Sunday, March 21st, 2010

Need to be taken back to the place where my mind was at ease.  Taken back before self-destruction… before I lose the new me.  Temporary pleasantries have given me a false sense of security in my sick mind.  Knowing that I have demons that lurk isn’t a problem.  Lurking demons do no harm…  it’s when they speak that I lose control.  Like company only feeds into the thought that I am indeed losing it again and I know that they’re watching, waiting for me to slip.  Let me poison my skin with ink to mask the pain with pleasurable colors…  colors pleasuring.  Let me sing only to destroy my voice, not for the sake of art.  Let me write to bleed my eyes, not for your ears.  I always stood still and excepted the curse…   I recently started walking in a direction of the end, instead of standing content in my insanity, but I have plateaued and am lost with no direction.  I stare at my scars and smile, letting them take me back to a time where I knew what I was.  I hold my scars in comfort like a child with their teddy bear…     The torcher of “give and take” was too much on my sensitive soul and now my life reaps even what was never really sewn.  There was never one to show me how…  I learned what I know my purely experiencing pain and not excepting the answers that sat in front of me.  Maybe it was that simple..  maybe those answers that lie in front of us are really just that simple.  My thirst for knowledge and wisdom isn’t my biggest flaw…   it’s the knowledge and wisdom that I’ve gained that is killing me.  So I hold my scars close on a rainy day, I stare out of a window and listen to mans seconds pass with every rain drop tapping the bottom of a gutter.  It’s not about obtaining the unattainable, it’s about knowing that it exists.

Demitri V. Deathstoll

“Polar” opposites

Friday, March 19th, 2010

So, my brain is getting the best of me this week…  I was on high for 2 weeks straight and nothing could bring me down.  Nothing happened to make me feel this way, it’s just the way it goes in this mind of mine.  My eyes look like I just woke up all day long.  I don’t have many words for many people and my emotions are silent.    Digging my way back and my way out…  I will reach my polar end today.

Mary Jane for marY janE

Tuesday, March 16th, 2010

It would be nice to step into someone else’s mind for a change. I want to know how other minds work, how they respond and the sensations that are felt during the course of a normal day.

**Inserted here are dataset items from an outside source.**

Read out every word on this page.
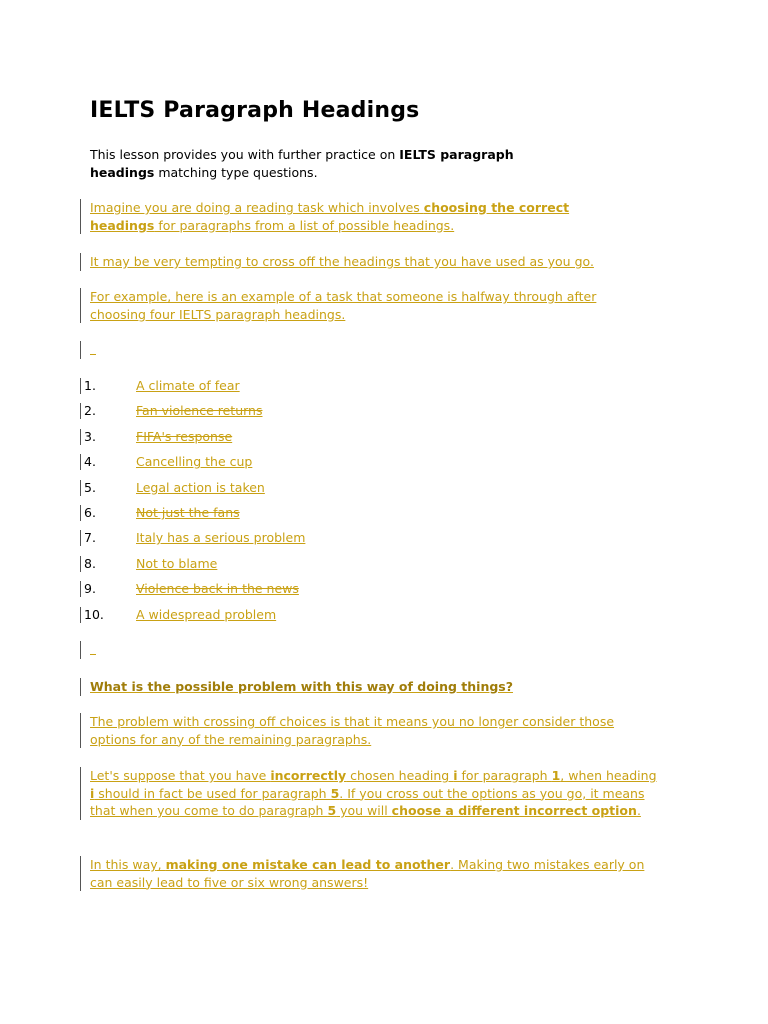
IELTS Paragraph Headings

This lesson provides you with further practice on IELTS paragraph headings matching type questions.

Imagine you are doing a reading task which involves choosing the correct headings for paragraphs from a list of possible headings.
It may be very tempting to cross off the headings that you have used as you go.
For example, here is an example of a task that someone is halfway through after choosing four IELTS paragraph headings.
1.	A climate of fear
2.	Fan violence returns
3.	FIFA's response
4.	Cancelling the cup
5.	Legal action is taken
6.	Not just the fans
7.	Italy has a serious problem
8.	Not to blame
9.	Violence back in the news
10.	A widespread problem
What is the possible problem with this way of doing things?
The problem with crossing off choices is that it means you no longer consider those options for any of the remaining paragraphs.
Let's suppose that you have incorrectly chosen heading i for paragraph 1, when heading i should in fact be used for paragraph 5. If you cross out the options as you go, it means that when you come to do paragraph 5 you will choose a different incorrect option.
In this way, making one mistake can lead to another. Making two mistakes early on can easily lead to five or six wrong answers!
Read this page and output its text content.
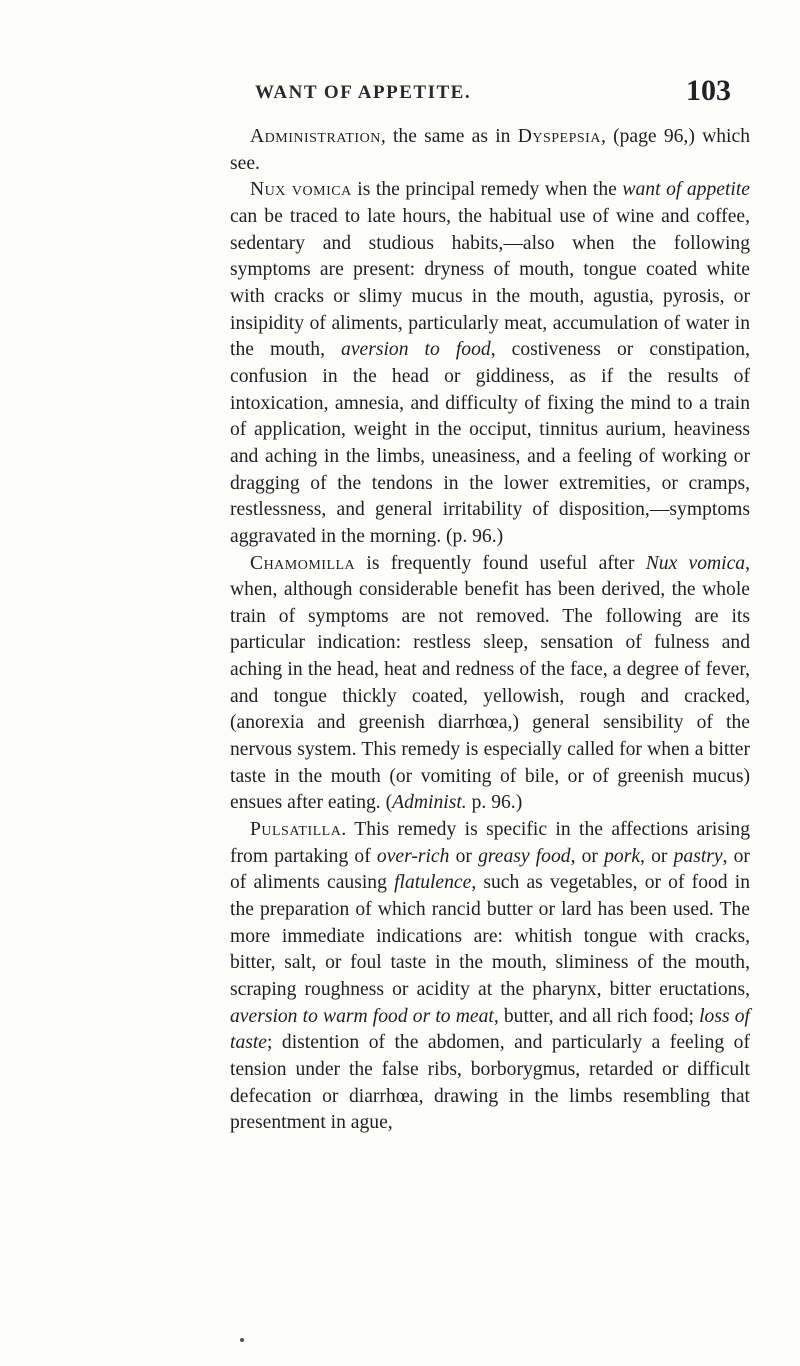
WANT OF APPETITE.	103

Administration, the same as in Dyspepsia, (page 96,) which see.

Nux vomica is the principal remedy when the want of appetite can be traced to late hours, the habitual use of wine and coffee, sedentary and studious habits,—also when the following symptoms are present: dryness of mouth, tongue coated white with cracks or slimy mucus in the mouth, agustia, pyrosis, or insipidity of aliments, particularly meat, accumulation of water in the mouth, aversion to food, costiveness or constipation, confusion in the head or giddiness, as if the results of intoxication, amnesia, and difficulty of fixing the mind to a train of application, weight in the occiput, tinnitus aurium, heaviness and aching in the limbs, uneasiness, and a feeling of working or dragging of the tendons in the lower extremities, or cramps, restlessness, and general irritability of disposition,—symptoms aggravated in the morning. (p. 96.)

Chamomilla is frequently found useful after Nux vomica, when, although considerable benefit has been derived, the whole train of symptoms are not removed. The following are its particular indication: restless sleep, sensation of fulness and aching in the head, heat and redness of the face, a degree of fever, and tongue thickly coated, yellowish, rough and cracked, (anorexia and greenish diarrhœa,) general sensibility of the nervous system. This remedy is especially called for when a bitter taste in the mouth (or vomiting of bile, or of greenish mucus) ensues after eating. (Administ. p. 96.)

Pulsatilla. This remedy is specific in the affections arising from partaking of over-rich or greasy food, or pork, or pastry, or of aliments causing flatulence, such as vegetables, or of food in the preparation of which rancid butter or lard has been used. The more immediate indications are: whitish tongue with cracks, bitter, salt, or foul taste in the mouth, sliminess of the mouth, scraping roughness or acidity at the pharynx, bitter eructations, aversion to warm food or to meat, butter, and all rich food; loss of taste; distention of the abdomen, and particularly a feeling of tension under the false ribs, borborygmus, retarded or difficult defecation or diarrhœa, drawing in the limbs resembling that presentment in ague,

Now, let’s talk about Mary Jane. Do you ever wonder if the way YOU feel when hanging with mary is the way other people feel on a day to day basis? Do you ever wonder if the way THEY feel when hanging with Mary is the way you feel when you are all alone with no one around. It’s a weird concept…   No one really knows what is NORMAL and what is HIGH.

Think about this… are the colors that you see THE SAME as they colors THEY see? What about SOUNDS… or SMELLS?

Now What?

Silence in a closet

Monday, March 15th, 2010

I’m going home and am going to lock my self in a closet, turn on a red light and blast death metal until my ears ring shut.